Huawei has disclosed that its smartphone sales the outside the shores of China have plummeted by a whooping 40 per cent; and that it is set to prune production following intimidation by US to have the brand blacklisted.
Founder and CEO, Ren Zhengfei announced this at the company’s headquarters in Shenzhen, confirming sketchy earlier reports in the Chinese media that the tech giants have witnessed a depletion in its overseas sales.
Ren said: ‘Yes, (sales) have fallen 40 per cent,’ before a mouthpiece from Huawei detailed further that the gaffer was referring to a 40 per cent plunge from May to June in the wake of the US blacklist threat.
With the company revealing that it shipped a total of 206 million smartphones in 2018- about half in China and half abroad- Huawei was the world’s number two smartphone producer last year- ahead of Apple- and was the largest provider of telecom networking equipment as well.

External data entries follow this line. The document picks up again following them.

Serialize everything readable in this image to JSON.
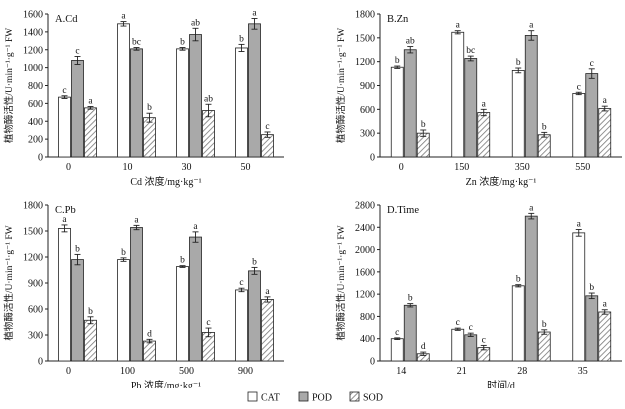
{
  "chart_data": [
    {
      "type": "bar",
      "panel_label": "A.Cd",
      "ylabel": "植物酶活性/U·min⁻¹·g⁻¹ FW",
      "xlabel": "Cd 浓度/mg·kg⁻¹",
      "categories": [
        "0",
        "10",
        "30",
        "50"
      ],
      "ylim": [
        0,
        1600
      ],
      "yticks": [
        0,
        200,
        400,
        600,
        800,
        1000,
        1200,
        1400,
        1600
      ],
      "series": [
        {
          "name": "CAT",
          "values": [
            670,
            1490,
            1210,
            1220
          ],
          "errors": [
            15,
            25,
            15,
            40
          ],
          "letters": [
            "c",
            "a",
            "b",
            "b"
          ]
        },
        {
          "name": "POD",
          "values": [
            1080,
            1210,
            1370,
            1490
          ],
          "errors": [
            45,
            15,
            70,
            60
          ],
          "letters": [
            "c",
            "bc",
            "ab",
            "a"
          ]
        },
        {
          "name": "SOD",
          "values": [
            550,
            440,
            520,
            250
          ],
          "errors": [
            15,
            50,
            70,
            30
          ],
          "letters": [
            "a",
            "b",
            "ab",
            "c"
          ]
        }
      ]
    },
    {
      "type": "bar",
      "panel_label": "B.Zn",
      "ylabel": "植物酶活性/U·min⁻¹·g⁻¹ FW",
      "xlabel": "Zn 浓度/mg·kg⁻¹",
      "categories": [
        "0",
        "150",
        "350",
        "550"
      ],
      "ylim": [
        0,
        1800
      ],
      "yticks": [
        0,
        300,
        600,
        900,
        1200,
        1500,
        1800
      ],
      "series": [
        {
          "name": "CAT",
          "values": [
            1130,
            1570,
            1090,
            800
          ],
          "errors": [
            15,
            20,
            30,
            15
          ],
          "letters": [
            "b",
            "a",
            "b",
            "c"
          ]
        },
        {
          "name": "POD",
          "values": [
            1350,
            1240,
            1530,
            1050
          ],
          "errors": [
            40,
            30,
            60,
            60
          ],
          "letters": [
            "ab",
            "bc",
            "a",
            "c"
          ]
        },
        {
          "name": "SOD",
          "values": [
            300,
            560,
            280,
            610
          ],
          "errors": [
            40,
            40,
            30,
            30
          ],
          "letters": [
            "b",
            "a",
            "b",
            "a"
          ]
        }
      ]
    },
    {
      "type": "bar",
      "panel_label": "C.Pb",
      "ylabel": "植物酶活性/U·min⁻¹·g⁻¹ FW",
      "xlabel": "Pb 浓度/mg·kg⁻¹",
      "categories": [
        "0",
        "100",
        "500",
        "900"
      ],
      "ylim": [
        0,
        1800
      ],
      "yticks": [
        0,
        300,
        600,
        900,
        1200,
        1500,
        1800
      ],
      "series": [
        {
          "name": "CAT",
          "values": [
            1530,
            1170,
            1090,
            820
          ],
          "errors": [
            40,
            20,
            10,
            20
          ],
          "letters": [
            "a",
            "b",
            "b",
            "c"
          ]
        },
        {
          "name": "POD",
          "values": [
            1170,
            1540,
            1430,
            1040
          ],
          "errors": [
            60,
            25,
            60,
            40
          ],
          "letters": [
            "b",
            "a",
            "a",
            "b"
          ]
        },
        {
          "name": "SOD",
          "values": [
            470,
            230,
            330,
            710
          ],
          "errors": [
            40,
            20,
            50,
            30
          ],
          "letters": [
            "b",
            "d",
            "c",
            "a"
          ]
        }
      ]
    },
    {
      "type": "bar",
      "panel_label": "D.Time",
      "ylabel": "植物酶活性/U·min⁻¹·g⁻¹ FW",
      "xlabel": "时间/d",
      "categories": [
        "14",
        "21",
        "28",
        "35"
      ],
      "ylim": [
        0,
        2800
      ],
      "yticks": [
        0,
        400,
        800,
        1200,
        1600,
        2000,
        2400,
        2800
      ],
      "series": [
        {
          "name": "CAT",
          "values": [
            400,
            570,
            1350,
            2300
          ],
          "errors": [
            15,
            20,
            20,
            60
          ],
          "letters": [
            "c",
            "c",
            "b",
            "a"
          ]
        },
        {
          "name": "POD",
          "values": [
            1000,
            470,
            2600,
            1170
          ],
          "errors": [
            30,
            30,
            50,
            50
          ],
          "letters": [
            "b",
            "c",
            "a",
            "b"
          ]
        },
        {
          "name": "SOD",
          "values": [
            130,
            240,
            520,
            880
          ],
          "errors": [
            30,
            40,
            40,
            40
          ],
          "letters": [
            "d",
            "c",
            "b",
            "a"
          ]
        }
      ]
    }
  ],
  "legend": {
    "items": [
      {
        "name": "CAT",
        "pattern": "white"
      },
      {
        "name": "POD",
        "pattern": "gray"
      },
      {
        "name": "SOD",
        "pattern": "hatched"
      }
    ]
  },
  "colors": {
    "cat_fill": "#ffffff",
    "pod_fill": "#a9a9a9",
    "sod_hatch": "#777777",
    "stroke": "#222222"
  }
}
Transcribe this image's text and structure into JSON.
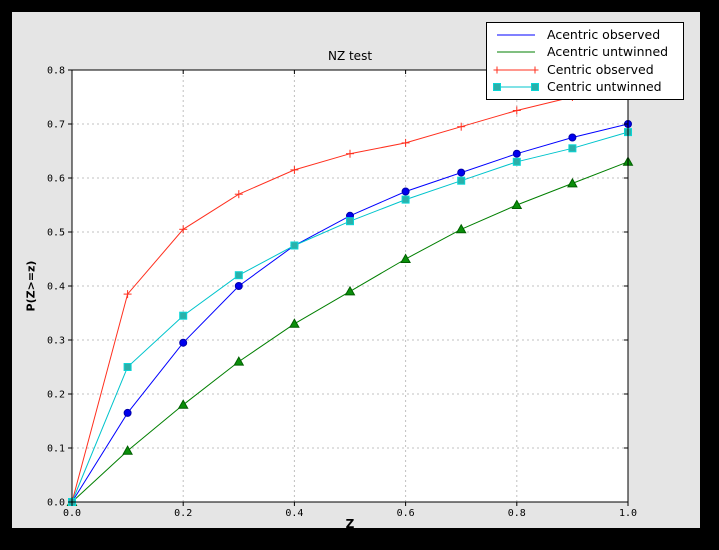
{
  "window": {
    "outer_bg": "#000000",
    "figure_bg": "#e5e5e5",
    "plot_bg": "#ffffff",
    "spine_color": "#000000",
    "grid_color": "#c0c0c0",
    "tick_label_color": "#000000"
  },
  "chart_data": {
    "type": "line",
    "title": "NZ test",
    "xlabel": "Z",
    "ylabel": "P(Z>=z)",
    "xlim": [
      0.0,
      1.0
    ],
    "ylim": [
      0.0,
      0.8
    ],
    "x_tick_labels": [
      "0.0",
      "0.2",
      "0.4",
      "0.6",
      "0.8",
      "1.0"
    ],
    "y_tick_labels": [
      "0.0",
      "0.1",
      "0.2",
      "0.3",
      "0.4",
      "0.5",
      "0.6",
      "0.7",
      "0.8"
    ],
    "grid": "dashed horizontal and vertical at major ticks",
    "legend_position": "upper right, box overlapping top-right plot corner",
    "x": [
      0.0,
      0.1,
      0.2,
      0.3,
      0.4,
      0.5,
      0.6,
      0.7,
      0.8,
      0.9,
      1.0
    ],
    "series": [
      {
        "name": "Acentric observed",
        "color": "#0000ff",
        "marker": "circle",
        "marker_fill": "#0000ee",
        "marker_edge": "#0000aa",
        "legend_sample_markers": false,
        "values": [
          0.0,
          0.165,
          0.295,
          0.4,
          0.475,
          0.53,
          0.575,
          0.61,
          0.645,
          0.675,
          0.7
        ]
      },
      {
        "name": "Acentric untwinned",
        "color": "#007f00",
        "marker": "triangle",
        "marker_fill": "#0a8f0a",
        "marker_edge": "#005f00",
        "legend_sample_markers": false,
        "values": [
          0.0,
          0.095,
          0.18,
          0.26,
          0.33,
          0.39,
          0.45,
          0.505,
          0.55,
          0.59,
          0.63
        ]
      },
      {
        "name": "Centric observed",
        "color": "#ff2f1e",
        "marker": "plus",
        "marker_fill": "#ff2f1e",
        "marker_edge": "#ff2f1e",
        "legend_sample_markers": true,
        "values": [
          0.0,
          0.385,
          0.505,
          0.57,
          0.615,
          0.645,
          0.665,
          0.695,
          0.725,
          0.75,
          0.775
        ]
      },
      {
        "name": "Centric untwinned",
        "color": "#00c4cc",
        "marker": "square",
        "marker_fill": "#2ab0aa",
        "marker_edge": "#0bd6d6",
        "legend_sample_markers": true,
        "values": [
          0.0,
          0.25,
          0.345,
          0.42,
          0.475,
          0.52,
          0.56,
          0.595,
          0.63,
          0.655,
          0.685
        ]
      }
    ]
  }
}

According to Ren, Huawei plans to cut production by $30 billion over the next two years in order to keep afloat although not specifying which lines of business would be most affected by the cut.
The Chinese multinational company racked in just over $100 billion in revenue in 2018; so a $30 billion reduction would translate to about a 30 per cent of last year’s overall business.
Ren was however positive that the company which he likened to a ‘damaged but still-flying aircraft’ was going to soon get back on track, adding that sales growth in the domestic market remained ‘very fast’.
‘In 2021, we will regain our vitality and (continue to) provide services to human society,’ he said.
Last month, Huawei was added to an ‘entity list’ of companies barred from receiving US-made components without permission from Washington, though the company was granted a 90-day reprieve for now.
The US feels threatened that systems built by Huawei could be used by the Chinese government for surveillance via secret security ‘backdoors’ built into telecom networking equipment.
Huawei has however strongly denied any links to China’s government, saying the United States has never provided proof of its accusations.